If you have signs or symptoms that could be from anal cancer, your doctor will start by asking about your medical history and family history and doing a physical exam. You may also need one or more of these procedures.
Digital Rectal Exam
Your physical exam may include a digital rectal exam. The doctor inserts a lubricated, gloved finger into your anus to feel for abnormal areas or masses. This exam can be a little uncomfortable but is very quick.
To examine your lower rectum and your anus, your doctor may do an anoscopy. The doctor inserts a thin, short, lighted tube called an anoscope through your anus into the lower part of your rectum. This way the doctor can look for any abnormalities.

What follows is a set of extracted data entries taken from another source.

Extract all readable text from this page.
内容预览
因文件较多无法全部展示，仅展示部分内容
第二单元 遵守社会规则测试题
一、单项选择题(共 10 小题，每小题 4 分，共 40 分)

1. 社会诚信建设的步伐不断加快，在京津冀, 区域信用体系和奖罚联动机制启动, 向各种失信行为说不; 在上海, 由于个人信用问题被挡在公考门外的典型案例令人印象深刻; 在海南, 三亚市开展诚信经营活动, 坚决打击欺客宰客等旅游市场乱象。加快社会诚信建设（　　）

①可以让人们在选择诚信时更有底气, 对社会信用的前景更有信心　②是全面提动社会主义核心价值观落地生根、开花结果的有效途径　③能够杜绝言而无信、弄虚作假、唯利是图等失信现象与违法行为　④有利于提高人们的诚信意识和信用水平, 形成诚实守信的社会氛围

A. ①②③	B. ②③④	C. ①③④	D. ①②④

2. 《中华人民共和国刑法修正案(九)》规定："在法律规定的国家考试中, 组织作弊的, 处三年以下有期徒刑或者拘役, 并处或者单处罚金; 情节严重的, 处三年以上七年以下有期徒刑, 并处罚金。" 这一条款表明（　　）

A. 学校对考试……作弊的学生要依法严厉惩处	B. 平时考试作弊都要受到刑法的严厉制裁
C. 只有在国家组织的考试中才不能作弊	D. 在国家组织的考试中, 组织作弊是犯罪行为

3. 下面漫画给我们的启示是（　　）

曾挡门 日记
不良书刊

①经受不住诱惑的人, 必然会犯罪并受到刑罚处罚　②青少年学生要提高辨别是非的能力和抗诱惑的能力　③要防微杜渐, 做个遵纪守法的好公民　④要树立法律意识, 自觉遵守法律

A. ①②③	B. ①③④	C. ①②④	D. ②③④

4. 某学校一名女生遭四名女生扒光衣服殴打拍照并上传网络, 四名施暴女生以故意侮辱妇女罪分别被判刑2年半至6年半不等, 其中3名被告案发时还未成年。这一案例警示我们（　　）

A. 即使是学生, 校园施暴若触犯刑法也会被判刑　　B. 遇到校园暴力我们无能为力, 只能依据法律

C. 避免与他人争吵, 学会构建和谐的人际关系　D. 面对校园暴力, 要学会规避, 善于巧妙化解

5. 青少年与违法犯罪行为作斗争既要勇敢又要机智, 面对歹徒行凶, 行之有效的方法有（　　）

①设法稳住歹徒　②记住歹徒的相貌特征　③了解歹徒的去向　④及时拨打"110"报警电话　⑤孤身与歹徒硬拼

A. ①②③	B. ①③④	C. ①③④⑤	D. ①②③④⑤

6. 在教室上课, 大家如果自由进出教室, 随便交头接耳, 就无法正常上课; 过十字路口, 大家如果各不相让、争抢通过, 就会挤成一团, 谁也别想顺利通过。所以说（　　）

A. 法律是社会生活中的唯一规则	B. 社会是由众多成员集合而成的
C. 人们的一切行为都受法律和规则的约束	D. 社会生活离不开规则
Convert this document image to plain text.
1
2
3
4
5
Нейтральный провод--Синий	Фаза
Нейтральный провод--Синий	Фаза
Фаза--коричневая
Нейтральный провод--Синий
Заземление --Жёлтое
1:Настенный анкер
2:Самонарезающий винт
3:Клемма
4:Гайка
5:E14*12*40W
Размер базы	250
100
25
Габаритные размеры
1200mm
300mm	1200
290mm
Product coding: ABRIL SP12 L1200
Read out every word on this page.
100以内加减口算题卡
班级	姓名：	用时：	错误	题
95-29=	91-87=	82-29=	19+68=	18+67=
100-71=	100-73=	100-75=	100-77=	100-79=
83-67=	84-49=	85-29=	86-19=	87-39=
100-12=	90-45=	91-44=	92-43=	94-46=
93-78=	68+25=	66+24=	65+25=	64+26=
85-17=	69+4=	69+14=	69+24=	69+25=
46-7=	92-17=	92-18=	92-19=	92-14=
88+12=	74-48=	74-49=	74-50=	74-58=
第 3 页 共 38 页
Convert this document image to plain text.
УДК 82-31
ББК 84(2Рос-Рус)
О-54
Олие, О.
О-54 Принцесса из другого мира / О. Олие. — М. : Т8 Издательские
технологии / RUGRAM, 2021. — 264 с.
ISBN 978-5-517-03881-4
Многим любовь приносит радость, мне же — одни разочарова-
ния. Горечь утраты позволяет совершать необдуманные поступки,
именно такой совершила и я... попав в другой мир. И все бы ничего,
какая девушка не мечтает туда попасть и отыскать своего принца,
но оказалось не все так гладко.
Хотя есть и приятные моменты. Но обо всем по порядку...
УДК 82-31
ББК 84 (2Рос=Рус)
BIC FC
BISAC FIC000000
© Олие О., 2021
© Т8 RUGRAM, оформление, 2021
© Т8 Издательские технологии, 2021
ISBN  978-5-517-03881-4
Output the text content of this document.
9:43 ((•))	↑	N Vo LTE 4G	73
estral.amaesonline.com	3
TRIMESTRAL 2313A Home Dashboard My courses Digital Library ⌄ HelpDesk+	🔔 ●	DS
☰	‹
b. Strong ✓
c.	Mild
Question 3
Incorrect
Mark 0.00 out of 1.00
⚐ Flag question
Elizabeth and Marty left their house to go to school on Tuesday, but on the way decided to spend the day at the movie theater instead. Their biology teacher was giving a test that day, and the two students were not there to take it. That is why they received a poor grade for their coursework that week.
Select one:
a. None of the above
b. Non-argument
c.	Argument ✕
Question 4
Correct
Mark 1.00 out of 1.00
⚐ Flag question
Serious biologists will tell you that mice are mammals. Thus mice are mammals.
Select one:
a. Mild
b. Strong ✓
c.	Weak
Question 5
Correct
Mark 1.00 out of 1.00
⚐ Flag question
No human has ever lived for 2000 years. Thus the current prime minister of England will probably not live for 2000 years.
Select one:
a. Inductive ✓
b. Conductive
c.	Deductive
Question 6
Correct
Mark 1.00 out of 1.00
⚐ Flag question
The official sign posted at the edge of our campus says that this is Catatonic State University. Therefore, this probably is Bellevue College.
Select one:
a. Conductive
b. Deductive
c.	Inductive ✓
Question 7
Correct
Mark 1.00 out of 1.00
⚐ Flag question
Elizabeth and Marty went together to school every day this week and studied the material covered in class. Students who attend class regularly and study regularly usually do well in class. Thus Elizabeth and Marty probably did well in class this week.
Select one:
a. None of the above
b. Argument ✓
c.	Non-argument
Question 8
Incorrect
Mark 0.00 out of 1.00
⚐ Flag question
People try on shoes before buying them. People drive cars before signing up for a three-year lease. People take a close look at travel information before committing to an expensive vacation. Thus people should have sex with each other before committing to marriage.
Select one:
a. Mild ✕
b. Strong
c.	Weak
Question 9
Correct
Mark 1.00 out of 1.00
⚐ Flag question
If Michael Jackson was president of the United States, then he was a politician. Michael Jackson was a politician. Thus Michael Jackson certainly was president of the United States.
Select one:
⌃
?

During anoscopy, the doctor may remove small samples of tissue (or an entire tumor, if it’s small). A pathologist, a doctor who specializes in evaluating tissue samples, examines your samples under a microscope to see whether the cells are cancer or not. A biopsy provides a definitive diagnosis.
The only way to tell whether you have anal cancer is to examine samples of tissue. If cancer is found, your doctor may also want you to have imaging studies to get more information about whether your cancer has spread. These might include an X-ray, ultrasound, computed tomography (CT) scan, magnetic resonance imaging (MRI) scan, and positron-emission tomography (PET) scan.